Spam being received by people won't be reduced by not allowing fallback
to AAAA, as the mail wouldn't get anywhere anyway, but it will be
sitting in queues on servers taking up resources unnecessarily.
I can see the need for this ambiguity in IPv4 now for backwards
compatibility reasons, and I can see why it was there originally for
backwards compatibility at that time, but now there is the prospect of
clearing things up and removing the ambiguity in the future, without
breaking backwards compatibility more than it would be anyway (IPv4 only
mail servers won't be able to talk to IPv6 only servers anyway).

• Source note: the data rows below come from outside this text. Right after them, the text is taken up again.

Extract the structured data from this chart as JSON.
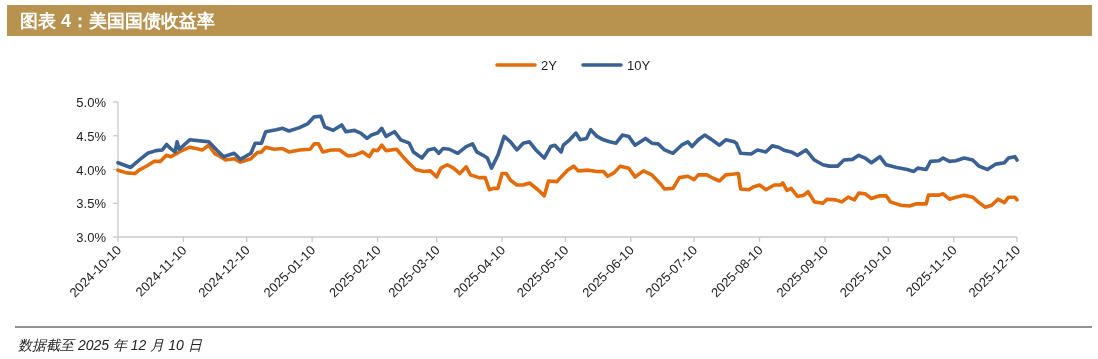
{
  "chart_data": {
    "type": "line",
    "title": "图表 4：美国国债收益率",
    "annotations": [
      "数据截至 2025 年 12 月 10 日"
    ],
    "legend": "top",
    "xlim": [
      "2024-10-10",
      "2025-12-10"
    ],
    "xticks": [
      "2024-10-10",
      "2024-11-10",
      "2024-12-10",
      "2025-01-10",
      "2025-02-10",
      "2025-03-10",
      "2025-04-10",
      "2025-05-10",
      "2025-06-10",
      "2025-07-10",
      "2025-08-10",
      "2025-09-10",
      "2025-10-10",
      "2025-11-10",
      "2025-12-10"
    ],
    "ylim": [
      3,
      5
    ],
    "yticks": [
      {
        "value": 3,
        "label": "3.0%"
      },
      {
        "value": 3.5,
        "label": "3.5%"
      },
      {
        "value": 4,
        "label": "4.0%"
      },
      {
        "value": 4.5,
        "label": "4.5%"
      },
      {
        "value": 5,
        "label": "5.0%"
      }
    ],
    "series": [
      {
        "name": "2Y",
        "color": "#e36c0a",
        "x": [
          "2024-10-10",
          "2024-10-14",
          "2024-10-18",
          "2024-10-20",
          "2024-10-24",
          "2024-10-27",
          "2024-10-30",
          "2024-11-02",
          "2024-11-04",
          "2024-11-07",
          "2024-11-08",
          "2024-11-13",
          "2024-11-16",
          "2024-11-19",
          "2024-11-22",
          "2024-11-25",
          "2024-11-27",
          "2024-11-30",
          "2024-12-04",
          "2024-12-07",
          "2024-12-12",
          "2024-12-15",
          "2024-12-17",
          "2024-12-19",
          "2024-12-23",
          "2024-12-27",
          "2024-12-30",
          "2025-01-04",
          "2025-01-09",
          "2025-01-11",
          "2025-01-13",
          "2025-01-15",
          "2025-01-19",
          "2025-01-23",
          "2025-01-27",
          "2025-01-30",
          "2025-02-03",
          "2025-02-06",
          "2025-02-08",
          "2025-02-10",
          "2025-02-12",
          "2025-02-14",
          "2025-02-19",
          "2025-02-22",
          "2025-02-25",
          "2025-02-28",
          "2025-03-04",
          "2025-03-07",
          "2025-03-10",
          "2025-03-12",
          "2025-03-15",
          "2025-03-18",
          "2025-03-21",
          "2025-03-24",
          "2025-03-26",
          "2025-03-30",
          "2025-04-02",
          "2025-04-04",
          "2025-04-06",
          "2025-04-08",
          "2025-04-10",
          "2025-04-12",
          "2025-04-14",
          "2025-04-17",
          "2025-04-20",
          "2025-04-23",
          "2025-04-27",
          "2025-04-30",
          "2025-05-02",
          "2025-05-06",
          "2025-05-08",
          "2025-05-11",
          "2025-05-14",
          "2025-05-16",
          "2025-05-21",
          "2025-05-25",
          "2025-05-28",
          "2025-05-30",
          "2025-06-02",
          "2025-06-05",
          "2025-06-09",
          "2025-06-12",
          "2025-06-16",
          "2025-06-20",
          "2025-06-24",
          "2025-06-26",
          "2025-06-30",
          "2025-07-03",
          "2025-07-07",
          "2025-07-10",
          "2025-07-12",
          "2025-07-16",
          "2025-07-19",
          "2025-07-22",
          "2025-07-25",
          "2025-07-28",
          "2025-07-31",
          "2025-08-01",
          "2025-08-05",
          "2025-08-07",
          "2025-08-10",
          "2025-08-13",
          "2025-08-17",
          "2025-08-20",
          "2025-08-21",
          "2025-08-23",
          "2025-08-25",
          "2025-08-28",
          "2025-08-31",
          "2025-09-02",
          "2025-09-05",
          "2025-09-09",
          "2025-09-11",
          "2025-09-15",
          "2025-09-18",
          "2025-09-21",
          "2025-09-24",
          "2025-09-26",
          "2025-09-29",
          "2025-10-02",
          "2025-10-06",
          "2025-10-09",
          "2025-10-11",
          "2025-10-16",
          "2025-10-20",
          "2025-10-23",
          "2025-10-28",
          "2025-10-29",
          "2025-11-03",
          "2025-11-05",
          "2025-11-08",
          "2025-11-11",
          "2025-11-15",
          "2025-11-19",
          "2025-11-22",
          "2025-11-25",
          "2025-11-28",
          "2025-12-01",
          "2025-12-04",
          "2025-12-06",
          "2025-12-09",
          "2025-12-10"
        ],
        "values": [
          3.99,
          3.95,
          3.94,
          3.99,
          4.06,
          4.12,
          4.12,
          4.21,
          4.19,
          4.24,
          4.26,
          4.33,
          4.31,
          4.29,
          4.36,
          4.23,
          4.2,
          4.14,
          4.16,
          4.11,
          4.16,
          4.25,
          4.26,
          4.33,
          4.3,
          4.31,
          4.26,
          4.29,
          4.3,
          4.38,
          4.38,
          4.26,
          4.29,
          4.29,
          4.2,
          4.21,
          4.26,
          4.19,
          4.29,
          4.28,
          4.36,
          4.28,
          4.3,
          4.19,
          4.09,
          4.0,
          3.97,
          3.98,
          3.89,
          4.02,
          4.07,
          4.02,
          3.94,
          4.04,
          3.92,
          3.88,
          3.88,
          3.7,
          3.72,
          3.72,
          3.94,
          3.94,
          3.84,
          3.77,
          3.77,
          3.8,
          3.7,
          3.61,
          3.83,
          3.82,
          3.89,
          3.99,
          4.05,
          3.98,
          3.99,
          3.97,
          3.97,
          3.9,
          3.95,
          4.05,
          4.02,
          3.89,
          3.98,
          3.92,
          3.79,
          3.71,
          3.72,
          3.88,
          3.9,
          3.85,
          3.92,
          3.92,
          3.87,
          3.83,
          3.92,
          3.93,
          3.94,
          3.71,
          3.7,
          3.74,
          3.77,
          3.7,
          3.77,
          3.77,
          3.8,
          3.69,
          3.72,
          3.6,
          3.62,
          3.67,
          3.52,
          3.5,
          3.56,
          3.55,
          3.52,
          3.59,
          3.55,
          3.65,
          3.64,
          3.57,
          3.61,
          3.61,
          3.52,
          3.47,
          3.46,
          3.49,
          3.49,
          3.62,
          3.62,
          3.64,
          3.56,
          3.59,
          3.62,
          3.59,
          3.51,
          3.44,
          3.47,
          3.56,
          3.51,
          3.59,
          3.59,
          3.55
        ]
      },
      {
        "name": "10Y",
        "color": "#3a6193",
        "x": [
          "2024-10-10",
          "2024-10-16",
          "2024-10-20",
          "2024-10-24",
          "2024-10-28",
          "2024-10-31",
          "2024-11-02",
          "2024-11-04",
          "2024-11-06",
          "2024-11-07",
          "2024-11-08",
          "2024-11-13",
          "2024-11-19",
          "2024-11-22",
          "2024-11-26",
          "2024-11-29",
          "2024-12-04",
          "2024-12-07",
          "2024-12-12",
          "2024-12-14",
          "2024-12-17",
          "2024-12-19",
          "2024-12-24",
          "2024-12-27",
          "2024-12-30",
          "2025-01-04",
          "2025-01-08",
          "2025-01-11",
          "2025-01-14",
          "2025-01-16",
          "2025-01-20",
          "2025-01-24",
          "2025-01-26",
          "2025-01-30",
          "2025-02-02",
          "2025-02-05",
          "2025-02-07",
          "2025-02-10",
          "2025-02-12",
          "2025-02-14",
          "2025-02-18",
          "2025-02-21",
          "2025-02-25",
          "2025-02-27",
          "2025-03-03",
          "2025-03-06",
          "2025-03-09",
          "2025-03-11",
          "2025-03-13",
          "2025-03-16",
          "2025-03-20",
          "2025-03-24",
          "2025-03-27",
          "2025-03-29",
          "2025-04-01",
          "2025-04-03",
          "2025-04-05",
          "2025-04-08",
          "2025-04-11",
          "2025-04-14",
          "2025-04-17",
          "2025-04-20",
          "2025-04-23",
          "2025-04-26",
          "2025-04-30",
          "2025-05-03",
          "2025-05-05",
          "2025-05-08",
          "2025-05-09",
          "2025-05-12",
          "2025-05-15",
          "2025-05-17",
          "2025-05-20",
          "2025-05-22",
          "2025-05-25",
          "2025-05-28",
          "2025-05-31",
          "2025-06-03",
          "2025-06-06",
          "2025-06-09",
          "2025-06-12",
          "2025-06-17",
          "2025-06-20",
          "2025-06-23",
          "2025-06-26",
          "2025-06-30",
          "2025-07-04",
          "2025-07-07",
          "2025-07-09",
          "2025-07-12",
          "2025-07-15",
          "2025-07-18",
          "2025-07-22",
          "2025-07-25",
          "2025-07-29",
          "2025-07-30",
          "2025-08-01",
          "2025-08-06",
          "2025-08-09",
          "2025-08-13",
          "2025-08-16",
          "2025-08-19",
          "2025-08-22",
          "2025-08-25",
          "2025-08-28",
          "2025-09-01",
          "2025-09-05",
          "2025-09-09",
          "2025-09-12",
          "2025-09-16",
          "2025-09-19",
          "2025-09-23",
          "2025-09-26",
          "2025-09-29",
          "2025-10-02",
          "2025-10-06",
          "2025-10-09",
          "2025-10-14",
          "2025-10-19",
          "2025-10-22",
          "2025-10-24",
          "2025-10-28",
          "2025-10-30",
          "2025-11-03",
          "2025-11-05",
          "2025-11-08",
          "2025-11-11",
          "2025-11-15",
          "2025-11-19",
          "2025-11-22",
          "2025-11-26",
          "2025-11-30",
          "2025-12-04",
          "2025-12-06",
          "2025-12-09",
          "2025-12-10"
        ],
        "values": [
          4.1,
          4.03,
          4.14,
          4.24,
          4.28,
          4.29,
          4.37,
          4.31,
          4.26,
          4.41,
          4.3,
          4.44,
          4.42,
          4.41,
          4.28,
          4.19,
          4.24,
          4.15,
          4.24,
          4.39,
          4.39,
          4.56,
          4.59,
          4.61,
          4.57,
          4.62,
          4.68,
          4.78,
          4.79,
          4.63,
          4.58,
          4.66,
          4.56,
          4.58,
          4.54,
          4.46,
          4.51,
          4.54,
          4.61,
          4.49,
          4.56,
          4.44,
          4.39,
          4.26,
          4.17,
          4.29,
          4.31,
          4.24,
          4.31,
          4.3,
          4.24,
          4.34,
          4.38,
          4.26,
          4.21,
          4.17,
          4.02,
          4.21,
          4.49,
          4.41,
          4.29,
          4.39,
          4.41,
          4.29,
          4.17,
          4.34,
          4.36,
          4.26,
          4.36,
          4.44,
          4.54,
          4.44,
          4.46,
          4.59,
          4.49,
          4.44,
          4.41,
          4.39,
          4.51,
          4.49,
          4.36,
          4.46,
          4.39,
          4.38,
          4.29,
          4.24,
          4.36,
          4.41,
          4.34,
          4.44,
          4.51,
          4.45,
          4.36,
          4.44,
          4.41,
          4.39,
          4.24,
          4.23,
          4.29,
          4.26,
          4.35,
          4.33,
          4.28,
          4.26,
          4.21,
          4.29,
          4.14,
          4.07,
          4.05,
          4.05,
          4.14,
          4.15,
          4.21,
          4.17,
          4.1,
          4.19,
          4.07,
          4.03,
          4.0,
          3.97,
          4.02,
          4.0,
          4.12,
          4.13,
          4.17,
          4.12,
          4.13,
          4.17,
          4.14,
          4.05,
          4.0,
          4.08,
          4.1,
          4.17,
          4.19,
          4.14
        ]
      }
    ]
  }
}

*Now* is the time to do this. If the IPv6 mail standard is finalised
allowing fallback to AAAA, then the cat is out of the bag, and there's
no going back. So, unless there's a good technical reason (the only
reasons I've seen so far have essentially been 'ease of use' or
'political' reasons (the possibility of overly time consuming approval
processes to get another MX record added in the rare case where an
existing host without mail will need to have mail added)) I'm for not
allowing fallback to AAAA as it removes the 'connection refused' ambiguity.